Consummation of the Merger is subject to the receipt of the approval of the
holders of a majority of the outstanding shares of common stock of BAMS and the
satisfaction of certain other conditions.  The Merger was approved by the Board
of Directors of BAMS and BankAmerica.  The transaction is expected to be
completed by the end of the first quarter of 1999.

     BAMS and BankAmerica have entered into a Memorandum of Understanding with
counsel to the plaintiffs in three separate cases filed in Delaware purportedly
on behalf of holders of Class A Common Stock of BAMS.  The Memorandum of
Understanding sets forth terms for a proposed settlement of such cases.  Any
settlement is subject to final documentation and court approval.  Neither BAMS
nor BankAmerica admits any liability by entering into such Memorandum of
Understanding.

     Attached as Exhibit 99.1, and incorporated herein by this reference, is a
copy of a joint press release of BAMS and BankAmerica dated December 22, 1998
entitled "BankAmerica Corporation and BA Merchant Services, Inc. Sign Definitive
Merger Agreement and Plan of Merger."

     Attached as Exhibit 99.2, and incorporated herein by this reference, is a
copy of the Agreement and Plan of Merger, dated as of December 22, 1998, among
BankAmerica, BAMS Acquisition Corporation, a Delaware corporation, and BAMS.
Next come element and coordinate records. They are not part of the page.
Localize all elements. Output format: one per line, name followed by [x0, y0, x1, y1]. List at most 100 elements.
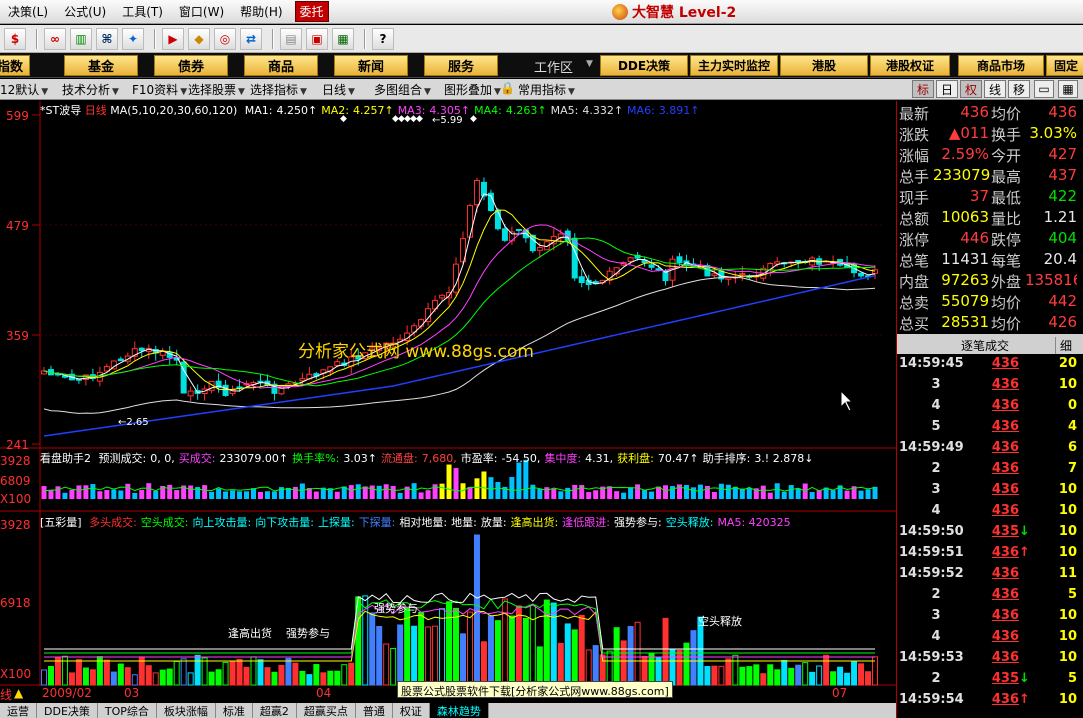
- candle-body: [578, 276, 585, 283]
- menu-window[interactable]: 窗口(W): [171, 3, 232, 20]
- workarea-label[interactable]: 工作区: [534, 57, 573, 76]
- quote-label: 总卖: [899, 294, 930, 312]
- bottom-tab[interactable]: DDE决策: [37, 703, 98, 718]
- wucai-legend-item: 向上攻击量:: [192, 516, 252, 529]
- vol-bar: [788, 485, 794, 499]
- nav-hk-warrant-button[interactable]: 港股权证: [870, 55, 950, 76]
- subbar-multi-chart[interactable]: 多图组合 ▼: [374, 81, 431, 98]
- tick-time: 4: [931, 503, 941, 518]
- tick-header-detail[interactable]: 细: [1055, 337, 1072, 354]
- menu-decision[interactable]: 决策(L): [0, 3, 56, 20]
- lock-icon[interactable]: 🔒: [500, 81, 515, 95]
- subbar-select-stock[interactable]: 选择股票 ▼: [188, 81, 245, 98]
- swap-icon[interactable]: ⇄: [240, 27, 262, 50]
- bottom-tab[interactable]: 运营: [0, 703, 37, 718]
- tick-arrow: [1019, 608, 1033, 629]
- bars-icon[interactable]: ▥: [70, 27, 92, 50]
- nav-main-monitor-button[interactable]: 主力实时监控: [690, 55, 778, 76]
- nav-index-button[interactable]: 指数: [0, 55, 30, 76]
- menu-tools[interactable]: 工具(T): [114, 3, 171, 20]
- nav-dde-button[interactable]: DDE决策: [600, 55, 688, 76]
- subbar-tech-analysis[interactable]: 技术分析 ▼: [62, 81, 119, 98]
- quote-label: 均价: [991, 315, 1022, 333]
- refresh-icon[interactable]: ◎: [214, 27, 236, 50]
- vol-bar: [614, 491, 620, 499]
- tick-arrow: ↑: [1019, 545, 1030, 560]
- nav-icon[interactable]: ▶: [162, 27, 184, 50]
- window-icon[interactable]: ▣: [306, 27, 328, 50]
- panel-tab-mark[interactable]: 标: [912, 80, 934, 98]
- subbar-common-indicator[interactable]: 常用指标 ▼: [518, 81, 575, 98]
- bottom-tab[interactable]: 板块涨幅: [157, 703, 216, 718]
- stock-chart[interactable]: 59947935924139286809X10039286918X100←5.9…: [0, 101, 896, 686]
- nav-fund-button[interactable]: 基金: [64, 55, 138, 76]
- binoculars-icon[interactable]: ⌘: [96, 27, 118, 50]
- x-axis-mode[interactable]: 线: [0, 686, 12, 703]
- tick-price: 436: [991, 587, 1019, 602]
- candle-body: [774, 261, 781, 265]
- nav-bond-button[interactable]: 债券: [154, 55, 228, 76]
- bottom-tab[interactable]: 权证: [393, 703, 430, 718]
- weituo-button[interactable]: 委托: [294, 1, 329, 22]
- panel-window-icon[interactable]: ▭: [1034, 80, 1054, 98]
- vol-bar: [439, 483, 445, 499]
- quote-value: 422: [1048, 187, 1077, 205]
- menu-help[interactable]: 帮助(H): [232, 3, 290, 20]
- candle-body: [138, 347, 145, 352]
- subbar-overlay[interactable]: 图形叠加 ▼: [444, 81, 501, 98]
- subbar-select-indicator[interactable]: 选择指标 ▼: [250, 81, 307, 98]
- vol-field-label: 预测成交:: [98, 452, 147, 465]
- tick-arrow: [1019, 356, 1033, 377]
- glasses-icon[interactable]: ∞: [44, 27, 66, 50]
- nav-news-button[interactable]: 新闻: [334, 55, 408, 76]
- wucai-bar: [341, 664, 348, 686]
- vol-bar: [467, 486, 473, 499]
- diamond-icon[interactable]: ◆: [188, 27, 210, 50]
- y-tick-label: 241: [6, 438, 29, 452]
- bottom-tab[interactable]: TOP综合: [98, 703, 157, 718]
- tick-header-title: 逐笔成交: [961, 339, 1010, 353]
- wucai-bar: [515, 605, 522, 686]
- tick-header[interactable]: 逐笔成交 细: [897, 334, 1083, 354]
- folder-icon[interactable]: ▤: [280, 27, 302, 50]
- workarea-dropdown-icon[interactable]: ▼: [586, 59, 593, 69]
- vol-bar: [174, 490, 180, 499]
- bottom-tab-active[interactable]: 森林趋势: [429, 703, 489, 718]
- menu-formula[interactable]: 公式(U): [56, 3, 114, 20]
- bottom-tab[interactable]: 普通: [356, 703, 393, 718]
- nav-fixed-button[interactable]: 固定: [1046, 55, 1083, 76]
- panel-tab-line[interactable]: 线: [984, 80, 1006, 98]
- help-pointer-icon[interactable]: ?: [372, 27, 394, 50]
- panel-tab-day[interactable]: 日: [936, 80, 958, 98]
- bottom-tab[interactable]: 超赢买点: [297, 703, 356, 718]
- panel-tab-move[interactable]: 移: [1008, 80, 1030, 98]
- tick-price: 436: [991, 398, 1019, 413]
- subbar-daily[interactable]: 日线 ▼: [322, 81, 355, 98]
- tick-time: 4: [931, 398, 941, 413]
- bottom-tab[interactable]: 超赢2: [253, 703, 297, 718]
- nav-service-button[interactable]: 服务: [424, 55, 498, 76]
- vol-bar: [334, 491, 340, 499]
- wucai-bar: [613, 627, 620, 686]
- panel-tab-right[interactable]: 权: [960, 80, 982, 98]
- vol-field-label: 集中度:: [544, 452, 582, 465]
- nav-commodity-button[interactable]: 商品: [244, 55, 318, 76]
- nav-commodity-market-button[interactable]: 商品市场: [958, 55, 1044, 76]
- subbar-f10[interactable]: F10资料 ▼: [132, 81, 187, 98]
- dollar-icon[interactable]: $: [4, 27, 26, 50]
- vol-bar: [83, 485, 89, 499]
- candle-body: [648, 264, 655, 268]
- vol-bar: [202, 485, 208, 499]
- wucai-bar: [145, 665, 152, 686]
- vol-bar: [167, 484, 173, 499]
- wucai-bar: [606, 650, 613, 686]
- panel-grid-icon[interactable]: ▦: [1058, 80, 1078, 98]
- books-icon[interactable]: ▦: [332, 27, 354, 50]
- subbar-default[interactable]: 12默认 ▼: [0, 81, 48, 98]
- vol-bar: [237, 491, 243, 499]
- tick-row: 4 436 10: [899, 629, 1079, 650]
- warning-triangle-icon: ▲: [14, 686, 24, 700]
- nav-hk-button[interactable]: 港股: [780, 55, 868, 76]
- bottom-tab[interactable]: 标准: [216, 703, 253, 718]
- flash-icon[interactable]: ✦: [122, 27, 144, 50]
Item 7.  Financial Statements and Exhibits.
         --------------------------------- 

         (a)  Financial statements of businesses acquired:
                    None.

         (b)  Pro forma financial information:
                    None.

         (c)  Exhibits:

              99.1  Press Release dated December 22, 1998.

              99.2  Agreement and Plan of Merger, dated as of December 22, 1998,
                    among BankAmerica Corporation, BAMS Acquisition Corporation
                    and BA Merchant Services, Inc.

                                    Page 2

 
                                   SIGNATURE

     Pursuant to the requirements of the Securities Exchange Act of 1934, the
registrant has duly caused this report to be signed on its behalf by the
undersigned thereunto duly authorized.

                                        BA MERCHANT SERVICES, INC.



                                        By        /s/ James H. Williams
                                             ________________________________
                                                      James H. Williams
                                                  Executive Vice President
                                                and Chief Financial Officer

Date:  December 23, 1998.

                                    Page 3

 
                                 EXHIBIT INDEX


Exhibit No.         Description
- -----------         -----------

99.1                Press Release dated December 22, 1998.

99.2                Agreement and Plan of Merger, dated as of December 22, 1998,
                    among BankAmerica Corporation, BAMS Acquisition Corporation
                    and BA Merchant Services, Inc.